The story finds Behn in a London lodging house, racing to finish a play on deadline while a parade of complications crashes through her door. King Charles II, who is keeping her as both patron and lover, drops in for a passionate visit. The Restoration stage actress Nell Gwynne arrives and quickly stirs up a romance of her own with Aphra. Then William Scot, an exiled ex-lover with knowledge of a plot to assassinate the king, turns up looking for refuge and a tryst. Add a sullen serving woman, an imposing theater manager who could change Aphra's fortunes, and a writing deadline that will not wait, and the result is a night of slamming doors, hidden lovers stuffed into armoires, hasty costume changes, and quick-witted entanglements that all somehow have to be resolved before dawn. Beneath the romp lies a sharply observed story about the grit, wit, and ambition required of a woman artist trying to survive in a world built by and for men, threaded throughout with Aphra's memorable aphorisms about love, freedom, and the realities of being a woman with a vocation.
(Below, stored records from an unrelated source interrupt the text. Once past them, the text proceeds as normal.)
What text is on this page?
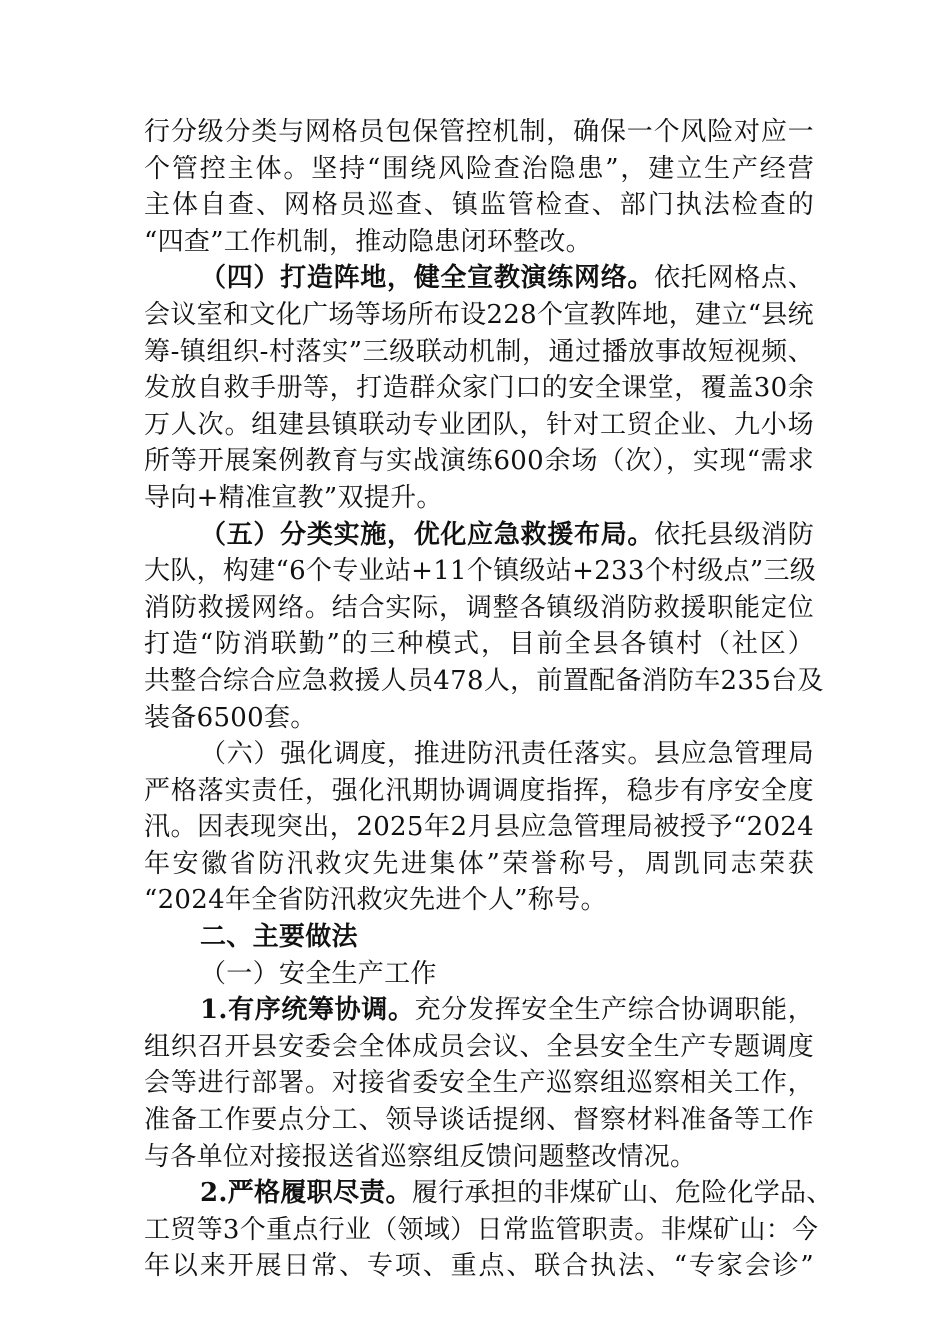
行分级分类与网格员包保管控机制，确保一个风险对应一
个管控主体。坚持“围绕风险查治隐患”，建立生产经营
主体自查、网格员巡查、镇监管检查、部门执法检查的
“四查”工作机制，推动隐患闭环整改。
（四）打造阵地，健全宣教演练网络。依托网格点、
会议室和文化广场等场所布设228个宣教阵地，建立“县统
筹-镇组织-村落实”三级联动机制，通过播放事故短视频、
发放自救手册等，打造群众家门口的安全课堂，覆盖30余
万人次。组建县镇联动专业团队，针对工贸企业、九小场
所等开展案例教育与实战演练600余场（次），实现“需求
导向+精准宣教”双提升。
（五）分类实施，优化应急救援布局。依托县级消防
大队，构建“6个专业站+11个镇级站+233个村级点”三级
消防救援网络。结合实际，调整各镇级消防救援职能定位
打造“防消联勤”的三种模式，目前全县各镇村（社区）
共整合综合应急救援人员478人，前置配备消防车235台及
装备6500套。
（六）强化调度，推进防汛责任落实。县应急管理局
严格落实责任，强化汛期协调调度指挥，稳步有序安全度
汛。因表现突出，2025年2月县应急管理局被授予“2024
年安徽省防汛救灾先进集体”荣誉称号，周凯同志荣获
“2024年全省防汛救灾先进个人”称号。
二、主要做法
（一）安全生产工作
1.有序统筹协调。充分发挥安全生产综合协调职能，
组织召开县安委会全体成员会议、全县安全生产专题调度
会等进行部署。对接省委安全生产巡察组巡察相关工作，
准备工作要点分工、领导谈话提纲、督察材料准备等工作
与各单位对接报送省巡察组反馈问题整改情况。
2.严格履职尽责。履行承担的非煤矿山、危险化学品、
工贸等3个重点行业（领域）日常监管职责。非煤矿山：今
年以来开展日常、专项、重点、联合执法、“专家会诊”
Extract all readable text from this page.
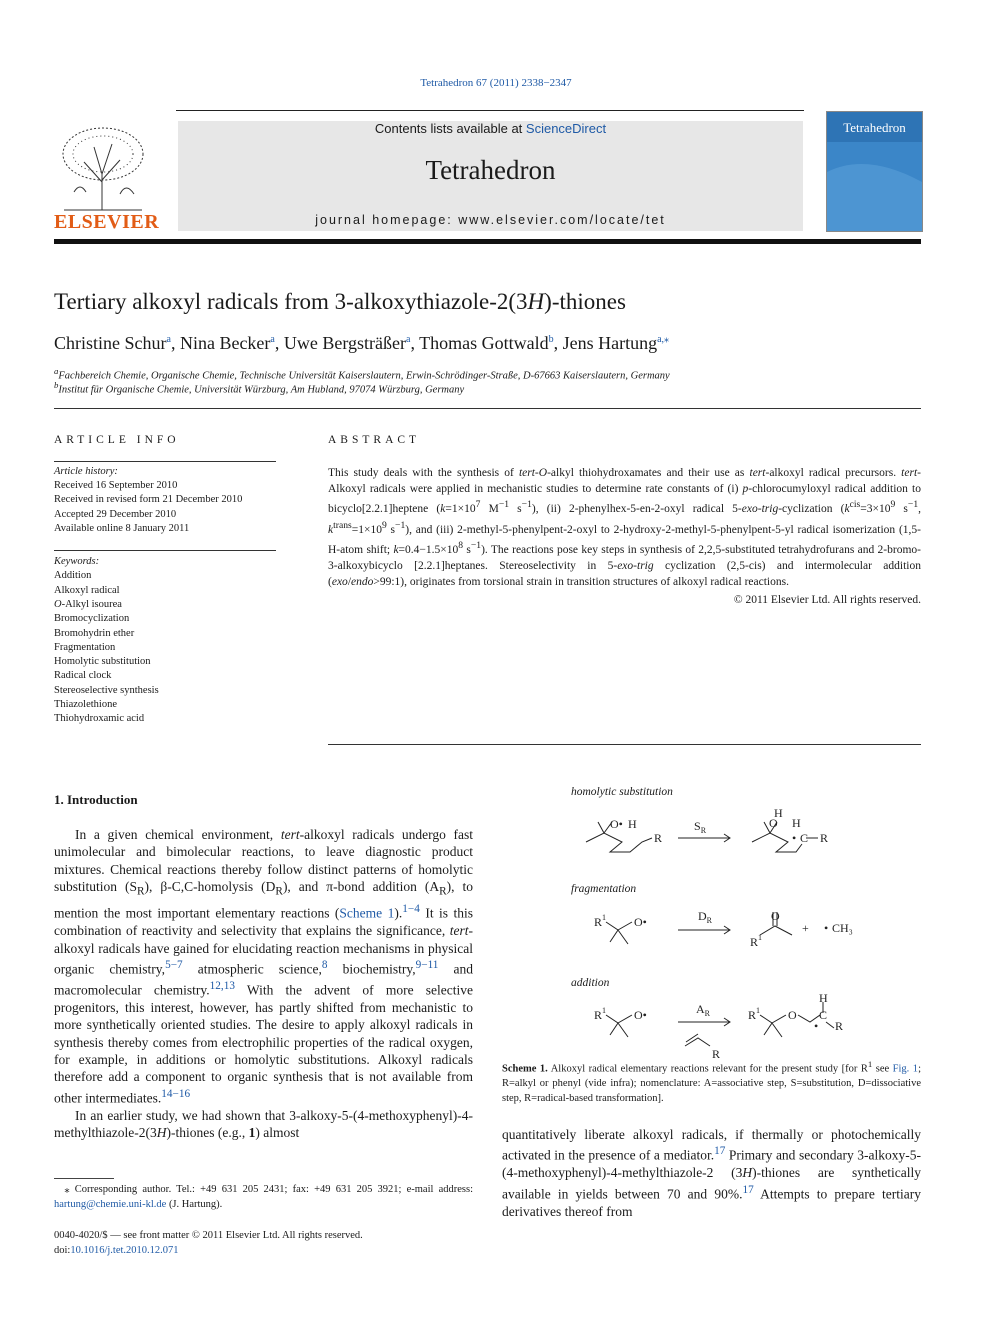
Tetrahedron 67 (2011) 2338−2347
ELSEVIER
Contents lists available at ScienceDirect
Tetrahedron
journal homepage: www.elsevier.com/locate/tet
Tetrahedron
Tertiary alkoxyl radicals from 3-alkoxythiazole-2(3H)-thiones
Christine Schur$^a$, Nina Becker$^a$, Uwe Bergsträßer$^a$, Thomas Gottwald$^b$, Jens Hartung$^{a,⁎}$
$^a$Fachbereich Chemie, Organische Chemie, Technische Universität Kaiserslautern, Erwin-Schrödinger-Straße, D-67663 Kaiserslautern, Germany
$^b$Institut für Organische Chemie, Universität Würzburg, Am Hubland, 97074 Würzburg, Germany
ARTICLE INFO
Article history:
Received 16 September 2010
Received in revised form 21 December 2010
Accepted 29 December 2010
Available online 8 January 2011
Keywords:
Addition
Alkoxyl radical
O-Alkyl isourea
Bromocyclization
Bromohydrin ether
Fragmentation
Homolytic substitution
Radical clock
Stereoselective synthesis
Thiazolethione
Thiohydroxamic acid
ABSTRACT
This study deals with the synthesis of tert-O-alkyl thiohydroxamates and their use as tert-alkoxyl radical precursors. tert-Alkoxyl radicals were applied in mechanistic studies to determine rate constants of (i) p-chlorocumyloxyl radical addition to bicyclo[2.2.1]heptene ($k=1\times 10^7$ $M^{-1}$ $s^{-1}$), (ii) 2-phenylhex-5-en-2-oxyl radical 5-exo-trig-cyclization ($k^{cis}=3\times 10^9$ $s^{-1}$, $k^{trans}=1\times 10^9$ $s^{-1}$), and (iii) 2-methyl-5-phenylpent-2-oxyl to 2-hydroxy-2-methyl-5-phenylpent-5-yl radical isomerization (1,5-H-atom shift; $k=0.4-1.5\times 10^8$ $s^{-1}$). The reactions pose key steps in synthesis of 2,2,5-substituted tetrahydrofurans and 2-bromo-3-alkoxybicyclo [2.2.1]heptanes. Stereoselectivity in 5-exo-trig cyclization (2,5-cis) and intermolecular addition (exo/endo>99:1), originates from torsional strain in transition structures of alkoxyl radical reactions.
© 2011 Elsevier Ltd. All rights reserved.
1. Introduction

In a given chemical environment, tert-alkoxyl radicals undergo fast unimolecular and bimolecular reactions, to leave diagnostic product mixtures. Chemical reactions thereby follow distinct patterns of homolytic substitution $(S_R)$, β-C,C-homolysis $(D_R)$, and π-bond addition $(A_R)$, to mention the most important elementary reactions (Scheme 1).$^{1-4}$ It is this combination of reactivity and selectivity that explains the significance, tert-alkoxyl radicals have gained for elucidating reaction mechanisms in physical organic chemistry,$^{5-7}$ atmospheric science,$^8$ biochemistry,$^{9-11}$ and macromolecular chemistry.$^{12,13}$ With the advent of more selective progenitors, this interest, however, has partly shifted from mechanistic to more synthetically oriented studies. The desire to apply alkoxyl radicals in synthesis thereby comes from electrophilic properties of the radical oxygen, for example, in additions or homolytic substitutions. Alkoxyl radicals therefore add a component to organic synthesis that is not available from other intermediates.$^{14-16}$

In an earlier study, we had shown that 3-alkoxy-5-(4-methoxyphenyl)-4-methylthiazole-2(3H)-thiones (e.g., 1) almost

homolytic substitution
fragmentation
addition
O• H
R
$S_R$
H
O H
• C R
R 1 O•	$D_R$	O
R 1
+ • CH₃
R 1 O•	$A_R$
R
R 1 O
H
C
• R
Scheme 1. Alkoxyl radical elementary reactions relevant for the present study [for $R^1$ see Fig. 1; R=alkyl or phenyl (vide infra); nomenclature: A=associative step, S=substitution, D=dissociative step, R=radical-based transformation].

quantitatively liberate alkoxyl radicals, if thermally or photochemically activated in the presence of a mediator.$^{17}$ Primary and secondary 3-alkoxy-5-(4-methoxyphenyl)-4-methylthiazole-2 (3H)-thiones are synthetically available in yields between 70 and 90%.$^{17}$ Attempts to prepare tertiary derivatives thereof from

⁎ Corresponding author. Tel.: +49 631 205 2431; fax: +49 631 205 3921; e-mail address: hartung@chemie.uni-kl.de (J. Hartung).
0040-4020/$ — see front matter © 2011 Elsevier Ltd. All rights reserved.
doi:10.1016/j.tet.2010.12.071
What has thrilled audiences and critics alike is just how completely the production commits to the play's blend of bawdy farce and feminist conviction. Veronica del Cerro anchors the show with commanding grace, playing Aphra with verve, drive, and a tenderness that makes her ability to enchant even royalty entirely believable. Around her, Michael Kevin Darnall and Irene Hamilton are getting raves for their virtuosic role-juggling. Darnall takes on three wildly different parts (a preening King Charles, a swaggering William Scot, and a scene-stealing turn in dowager drag as theater manager Lady Davenant) while Hamilton swings from a charmingly gamine, libidinous Nell Gwynne to a deliciously dull serving woman, with a stop along the way as Aphra's jailer. The role-playing within the role-playing is one of the production's purest pleasures.

Stockman's direction has been called effervescent, and the staging keeps the comedy moving at a lightning clip without losing the play's heart. The wordless mime interludes set to music (cleverly designed to cover what must be frantic offstage costume swaps) have emerged as some of the most delightful moments of the evening. The design work has earned consistent praise across the board: Tiffani I. Sydnor's quaint wood-and-brick scenic design, Danielle Preston's glorious period costumes, Ben Harvey's atmospheric lighting, Sarah O'Halloran's lilting Renaissance-inflected sound design, and Sierra Young's intimacy direction, which keeps a play full of kissing, bedroom near-misses, and libertine energy grounded in a refreshingly modern ethic of consent. Mark Jaster's movement work ties the whole physical comedy together.

What ultimately lingers is the play's optimistic, generous vision: a celebration of art, friendship, sexual freedom, and a woman determined not to let love (or men, or money, or anything else) stop her from doing the work she was put on earth to do. Running approximately one hour and 40 minutes with no intermission, "Or," is a sumptuous, ribald, big-hearted night at the theater that confirms Constellation's reputation for telling big stories in intimate spaces.

"Or," plays through June 7, 2026, at the Atlas Performing Arts Center, 1333 H Street NE, Washington, DC.